IDENTIFYING WAYS TO IMPROVE SCHOOL CHILDREN PERFORMANCE: THE STUDENTS’ POINT OF VIEW
Democritus University of Thrace (GREECE)
About this paper:
Appears in: INTED2012 Proceedings
Publication year: 2012
Conference name: 6th International Technology, Education and Development Conference
Dates: 5-7 March, 2012
Location: Valencia, Spain
Abstract:There is growing evidence that progress has been made in scientists’ understanding of the student motivational dynamics as correlated to school performance and the factors that affect them. The present study conducted in October 2011, aims to highlight the views of pre-service teachers from a Northern Greece University on issues related to factors influencing academic achievement and classroom performance improvement. More specifically, our work is based on data collected using content analysis as our research method and free text as a research tool.

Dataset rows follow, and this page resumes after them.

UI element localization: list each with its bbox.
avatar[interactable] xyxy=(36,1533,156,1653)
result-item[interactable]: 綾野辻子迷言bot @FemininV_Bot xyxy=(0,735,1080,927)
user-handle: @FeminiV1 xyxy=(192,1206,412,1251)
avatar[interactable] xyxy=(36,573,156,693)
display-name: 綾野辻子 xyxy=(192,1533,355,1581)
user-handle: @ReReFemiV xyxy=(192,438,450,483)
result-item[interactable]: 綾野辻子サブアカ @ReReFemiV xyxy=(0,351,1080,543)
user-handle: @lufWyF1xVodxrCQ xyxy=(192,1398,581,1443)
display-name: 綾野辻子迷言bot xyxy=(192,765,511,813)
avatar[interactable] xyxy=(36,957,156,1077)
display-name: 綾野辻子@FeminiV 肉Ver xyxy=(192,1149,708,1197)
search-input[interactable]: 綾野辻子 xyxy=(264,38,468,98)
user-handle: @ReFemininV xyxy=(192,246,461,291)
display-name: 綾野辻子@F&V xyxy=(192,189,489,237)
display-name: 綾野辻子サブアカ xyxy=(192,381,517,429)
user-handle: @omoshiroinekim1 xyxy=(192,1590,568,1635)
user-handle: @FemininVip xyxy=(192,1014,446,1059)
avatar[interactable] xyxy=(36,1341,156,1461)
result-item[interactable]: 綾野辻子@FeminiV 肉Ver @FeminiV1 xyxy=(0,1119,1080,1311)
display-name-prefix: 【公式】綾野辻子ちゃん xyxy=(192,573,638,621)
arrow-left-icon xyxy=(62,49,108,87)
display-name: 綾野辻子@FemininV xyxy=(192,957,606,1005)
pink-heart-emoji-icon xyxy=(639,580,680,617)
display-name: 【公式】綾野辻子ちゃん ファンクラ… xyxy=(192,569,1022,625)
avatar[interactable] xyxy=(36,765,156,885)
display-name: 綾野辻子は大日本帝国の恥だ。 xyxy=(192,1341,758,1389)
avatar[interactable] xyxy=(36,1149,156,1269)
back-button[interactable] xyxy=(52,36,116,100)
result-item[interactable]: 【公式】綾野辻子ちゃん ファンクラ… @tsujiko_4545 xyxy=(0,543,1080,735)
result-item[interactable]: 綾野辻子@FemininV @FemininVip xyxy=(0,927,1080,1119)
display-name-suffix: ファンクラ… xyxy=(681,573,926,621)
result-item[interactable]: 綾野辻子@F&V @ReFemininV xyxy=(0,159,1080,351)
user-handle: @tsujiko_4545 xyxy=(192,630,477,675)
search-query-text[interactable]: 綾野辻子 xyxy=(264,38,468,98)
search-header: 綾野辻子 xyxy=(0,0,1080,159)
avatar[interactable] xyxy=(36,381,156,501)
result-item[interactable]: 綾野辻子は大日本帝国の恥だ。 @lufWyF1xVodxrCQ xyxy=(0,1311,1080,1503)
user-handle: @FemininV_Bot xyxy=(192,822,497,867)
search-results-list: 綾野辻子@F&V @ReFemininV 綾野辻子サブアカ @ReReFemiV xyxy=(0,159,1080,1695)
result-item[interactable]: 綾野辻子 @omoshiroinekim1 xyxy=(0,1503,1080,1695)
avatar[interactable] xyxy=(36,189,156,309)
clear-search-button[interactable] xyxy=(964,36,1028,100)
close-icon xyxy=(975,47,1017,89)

The survey utilizes the accumulated educational research aimed at exploring and bringing to the surface highly influential factors related to the social and academic goals achieved the motivating properties of these goals and prevailing classroom reward structures, as well as other key factors.According to the research findings, students suggest that student achievement could be highly affected by a) a wide range of specific instructional strategies educators use in the everyday teaching and learning process, such as flexible/diversified teaching methods, encouragement and support for learning activities at home, conversations and wide cooperation with parents b) student attitude towards school and school tasks c) parental support and involvement in schools and d) the contribution of the community-at-large to all-rounded student performance and consequently, to better school achievement. All of the above-cited findings seem to have a positive impact on student achievement and raise key issues for policy and practice.
Keywords: Student performance, school achievement, primary education, instructional strategies, student-teacher relations, teacher-parent cooperation, community involvement.